22.09.2019 – Eleições Ininterruptas
Pela primeira vez na história, o Partido Social Democrata (PPD/PSD) não consegue vencer umas eleições regionais na Madeira com maioria absoluta, o que obriga o partido a realizar um acordo, neste caso, de governo com o Centro Democrático Social (CDS-PP), totalizando 24 mandatos, em 47. As exigências dos centristas foram excessivas e não caíram bem no cerne dos sociais-democratas, sobretudo por força da fraca votação obtida – pouco mais de 8 mil votos e 3 deputados eleitos. Assim sendo, o partido que à data era liderado por Rui Barreto teve 2 lugares no executivo madeirense – Secretaria Regional da Economia, com o próprio líder centrista a ser o escolhido, e Secretaria Regional do Mar e Pescas, com Teófilo Cunha, até então, Presidente da Câmara Municipal de Santana.

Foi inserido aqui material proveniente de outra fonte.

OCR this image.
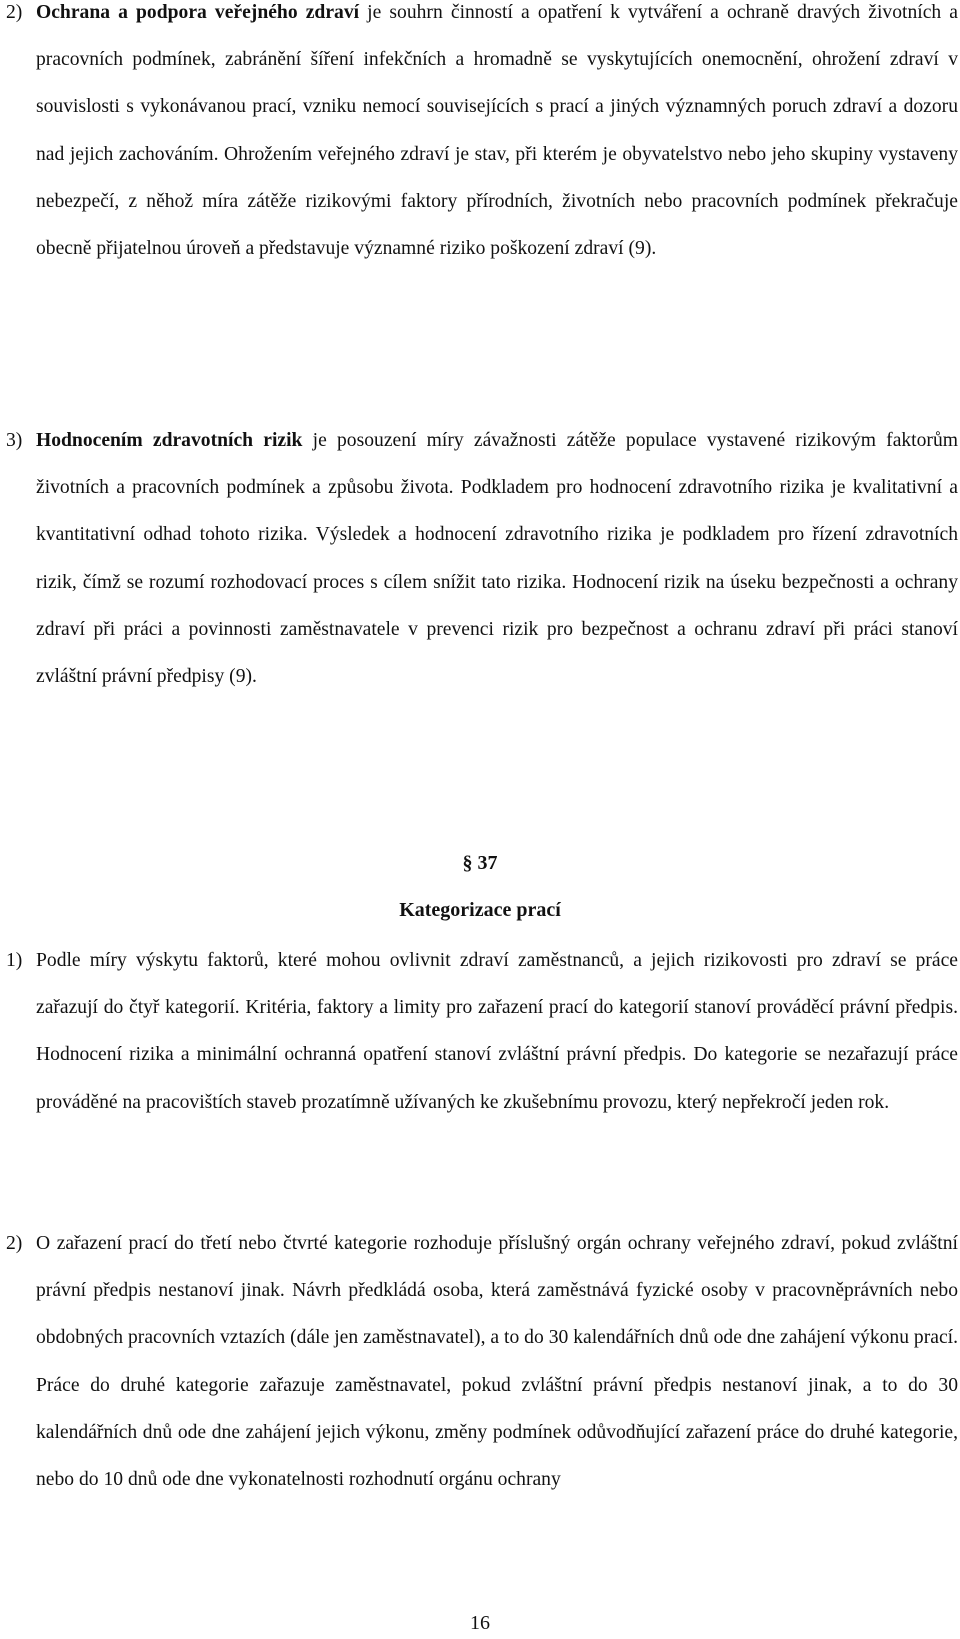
2) Ochrana a podpora veřejného zdraví je souhrn činností a opatření k vytváření a ochraně dravých životních a pracovních podmínek, zabránění šíření infekčních a hromadně se vyskytujících onemocnění, ohrožení zdraví v souvislosti s vykonávanou prací, vzniku nemocí souvisejících s prací a jiných významných poruch zdraví a dozoru nad jejich zachováním. Ohrožením veřejného zdraví je stav, při kterém je obyvatelstvo nebo jeho skupiny vystaveny nebezpečí, z něhož míra zátěže rizikovými faktory přírodních, životních nebo pracovních podmínek překračuje obecně přijatelnou úroveň a představuje významné riziko poškození zdraví (9).
3) Hodnocením zdravotních rizik je posouzení míry závažnosti zátěže populace vystavené rizikovým faktorům životních a pracovních podmínek a způsobu života. Podkladem pro hodnocení zdravotního rizika je kvalitativní a kvantitativní odhad tohoto rizika. Výsledek a hodnocení zdravotního rizika je podkladem pro řízení zdravotních rizik, čímž se rozumí rozhodovací proces s cílem snížit tato rizika. Hodnocení rizik na úseku bezpečnosti a ochrany zdraví při práci a povinnosti zaměstnavatele v prevenci rizik pro bezpečnost a ochranu zdraví při práci stanoví zvláštní právní předpisy (9).
§ 37
Kategorizace prací
1) Podle míry výskytu faktorů, které mohou ovlivnit zdraví zaměstnanců, a jejich rizikovosti pro zdraví se práce zařazují do čtyř kategorií. Kritéria, faktory a limity pro zařazení prací do kategorií stanoví prováděcí právní předpis. Hodnocení rizika a minimální ochranná opatření stanoví zvláštní právní předpis. Do kategorie se nezařazují práce prováděné na pracovištích staveb prozatímně užívaných ke zkušebnímu provozu, který nepřekročí jeden rok.
2) O zařazení prací do třetí nebo čtvrté kategorie rozhoduje příslušný orgán ochrany veřejného zdraví, pokud zvláštní právní předpis nestanoví jinak. Návrh předkládá osoba, která zaměstnává fyzické osoby v pracovněprávních nebo obdobných pracovních vztazích (dále jen zaměstnavatel), a to do 30 kalendářních dnů ode dne zahájení výkonu prací. Práce do druhé kategorie zařazuje zaměstnavatel, pokud zvláštní právní předpis nestanoví jinak, a to do 30 kalendářních dnů ode dne zahájení jejich výkonu, změny podmínek odůvodňující zařazení práce do druhé kategorie, nebo do 10 dnů ode dne vykonatelnosti rozhodnutí orgánu ochrany
16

Para além destes cargos, consegue a Presidência da Assembleia Legislativa (ALRAM), entregue a José Manuel Rodrigues, abdicando o PPD/PSD do anterior Presidente, José Tranquada Gomes, que se retirou da política ativa, depois de renunciar ao cargo de deputado regional. Apesar de este governo de coligação ter perdido alguma força, o acordo manteve-se até ao fim, naquele que foi o maior governo até então, com onze Secretarias Regionais.

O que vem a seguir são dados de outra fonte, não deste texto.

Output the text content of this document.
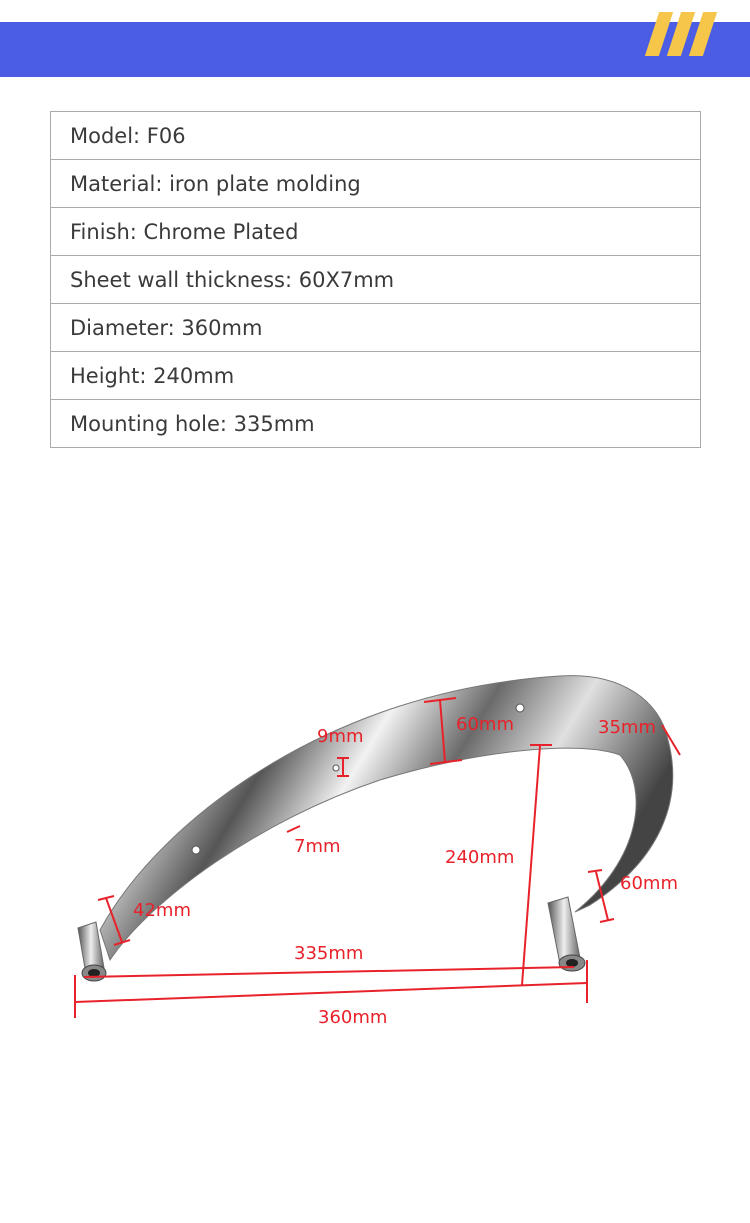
Model: F06
Material: iron plate molding
Finish: Chrome Plated
Sheet wall thickness: 60X7mm
Diameter: 360mm
Height: 240mm
Mounting hole: 335mm
60mm
9mm
7mm
35mm
240mm
60mm
42mm
335mm
360mm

Não obstante, as forças políticas de esquerda sonharam com um possível acordo, ainda que fosse difícil consumá-lo, uma vez que seria necessário o apoio – ou abstenção, pelo menos – dos centristas para realizá-lo. Depois da saída de Paulo Cafôfo da Câmara Municipal do Funchal – uma promessa que não cumpriu aquando das Autárquicas 2017 –, para se candidatar à presidência do Governo Regional pelo Partido Socialista (PS), houve uma grande movimentação e convergência interna, para tentar derrotar o candidato Miguel Albuquerque em 2019. Efetivamente, não ficou longe de o concretizar, pois veio a conquistar 19 mandatos, contra 21 do PPD/PSD. Se uma coligação com os Juntos Pelo Povo (JPP), um partido essencialmente regional, parecia possível, a necessidade de incluir mais dois deputados era mais difícil, pois teria de contar com o apoio do CDS-PP, ainda que à data fosse o principal partido da oposição. Desta forma, o deputado único eleito pela Coligação Democrática Unitária (CDU) não seria necessário para a formação de um governo liderado pelos socialistas. Porém, consta que as negociações chegaram a acontecer, mas a possibilidade de os centristas formarem governo com o PPD/PSD acabou por ser privilegiada.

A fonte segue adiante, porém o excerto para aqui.